Per quelli come me, che sono sempre stati curiosi del rame ma scoraggiati dal costo, una visita ad Agnone vale letteralmente la pena. Il negozio adiacente al museo di Franco, fondato dai suoi antenati nel 1856, è uno dei tanti in paese che offrono oggetti di rame a una frazione dei prezzi che probabilmente troveresti nei grandi negozi commerciali.

Durante il mio soggiorno ad Agnone, ho alloggiato nella Masseria Acquasalsa, una fattoria in pietra trasformata in B&B situata a pochi centinaia di metri dalla principale arteria della regione, il Fondo Valle Verrino. Il proprietario, Armando, ha decorato le pareti di questi accoglienti appartamenti con decine e decine di utensili in rame, tutti realizzati dai suoi antenati. Per caso, la nonna di Armando, Letizia, era una del clan Cerimele, la cui fonderia avevo appena visitato. Armando mi ha raccontato che quasi tutti gli abitanti di Agnone erano coinvolti nella produzione del rame fino alla fine della Seconda Guerra Mondiale e all’emergere dell’alluminio. All’improvviso, il rame è diventato obsoleto, poiché l’alluminio era più veloce da produrre e infinitamente più economico. Oggi esistono solo una manciata di botteghe che insieme assicurano che la storia della produzione del rame di Agnone rimanga viva.
Mi piace pensare che ora ci stiamo allontanando dalla produzione di massa e tornando verso l’artigianale. Stiamo assistendo a un rinnovato apprezzamento per tutto ciò che è fatto a mano, naturale e frutto di generazioni di conoscenze ereditate. Il rame di Agnone è proprio questo, secoli di tradizioni tramandate dai genitori ai figli, e così via, confermando che la storia di questo paese artigianato è legata a famiglie come i Cerimele e i Gerbasi. E le pentole stesse trascenderanno le generazioni. Anche se l’esterno lucido e castano può scurirsi, Franco Gerbasi cucina con lo stesso rame da decenni.

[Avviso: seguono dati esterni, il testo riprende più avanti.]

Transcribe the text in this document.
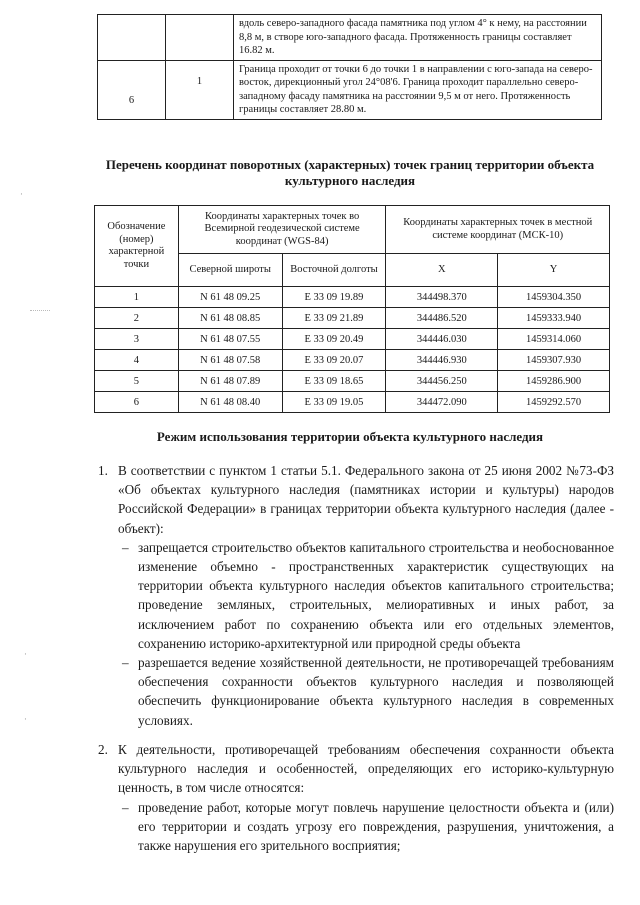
		вдоль северо-западного фасада памятника под углом 4° к нему, на расстоянии 8,8 м, в створе юго-западного фасада. Протяженность границы составляет 16.82 м.
6	1	Граница проходит от точки 6 до точки 1 в направлении с юго-запада на северо-восток, дирекционный угол 24°08'6. Граница проходит параллельно северо-западному фасаду памятника на расстоянии 9,5 м от него. Протяженность границы составляет 28.80 м.
Перечень координат поворотных (характерных) точек границ территории объекта культурного наследия
Обозначение (номер) характерной точки	Координаты характерных точек во Всемирной геодезической системе координат (WGS-84)		Координаты характерных точек в местной системе координат (МСК-10)	
	Северной широты	Восточной долготы	X	Y
1	N 61 48 09.25	E 33 09 19.89	344498.370	1459304.350
2	N 61 48 08.85	E 33 09 21.89	344486.520	1459333.940
3	N 61 48 07.55	E 33 09 20.49	344446.030	1459314.060
4	N 61 48 07.58	E 33 09 20.07	344446.930	1459307.930
5	N 61 48 07.89	E 33 09 18.65	344456.250	1459286.900
6	N 61 48 08.40	E 33 09 19.05	344472.090	1459292.570
Режим использования территории объекта культурного наследия
1. В соответствии с пунктом 1 статьи 5.1. Федерального закона от 25 июня 2002 №73-ФЗ «Об объектах культурного наследия (памятниках истории и культуры) народов Российской Федерации» в границах территории объекта культурного наследия (далее - объект):
– запрещается строительство объектов капитального строительства и необоснованное изменение объемно - пространственных характеристик существующих на территории объекта культурного наследия объектов капитального строительства; проведение земляных, строительных, мелиоративных и иных работ, за исключением работ по сохранению объекта или его отдельных элементов, сохранению историко-архитектурной или природной среды объекта
– разрешается ведение хозяйственной деятельности, не противоречащей требованиям обеспечения сохранности объектов культурного наследия и позволяющей обеспечить функционирование объекта культурного наследия в современных условиях.
2. К деятельности, противоречащей требованиям обеспечения сохранности объекта культурного наследия и особенностей, определяющих его историко-культурную ценность, в том числе относятся:
– проведение работ, которые могут повлечь нарушение целостности объекта и (или) его территории и создать угрозу его повреждения, разрушения, уничтожения, а также нарушения его зрительного восприятия;
·
·
·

Se visiti la provincia di Isernia nel periodo giusto dell’anno, vedrai un orizzonte aspro coperto di fogliame rosso, arancione e giallo. Strade strette e tortuose ti porteranno da un paese all’altro e su fino alle vette dove la nebbia sembra indugiare indefinitamente. A soli trenta minuti d’auto da Agnone c’è il paese di Capracotta, noto per la sua cultura sciistica e ciclistica, e se lo visiti assicurati di mangiare al Ristorante L’Elfo per piatti stagionali e locali come la zuppa di fagioli e porri. Civitanova del Sannio, un altro borgo molisano della zona, ospita una serata di cantine aperte, in cui un biglietto dal prezzo modesto ti permetterà di assaggiare vini e spuntini dei produttori locali. Il Tintilia è il rosso ricco e caldo per cui il Molise è conosciuto e, per quanto mi riguarda, è fatto per essere sorseggiato in una fredda notte d’autunno nelle strade di un borgo di montagna.
La battuta ricorrente tra gli italiani e gli italofili è che Molise non esiste; la regione è la seconda meno popolosa d’Italia ed è nata solo una cinquantina di anni fa. Ma la terra, i suoi paesi e i suoi artigiani conservano tutti vestigia di una cultura molto viva e assolutamente da visitare.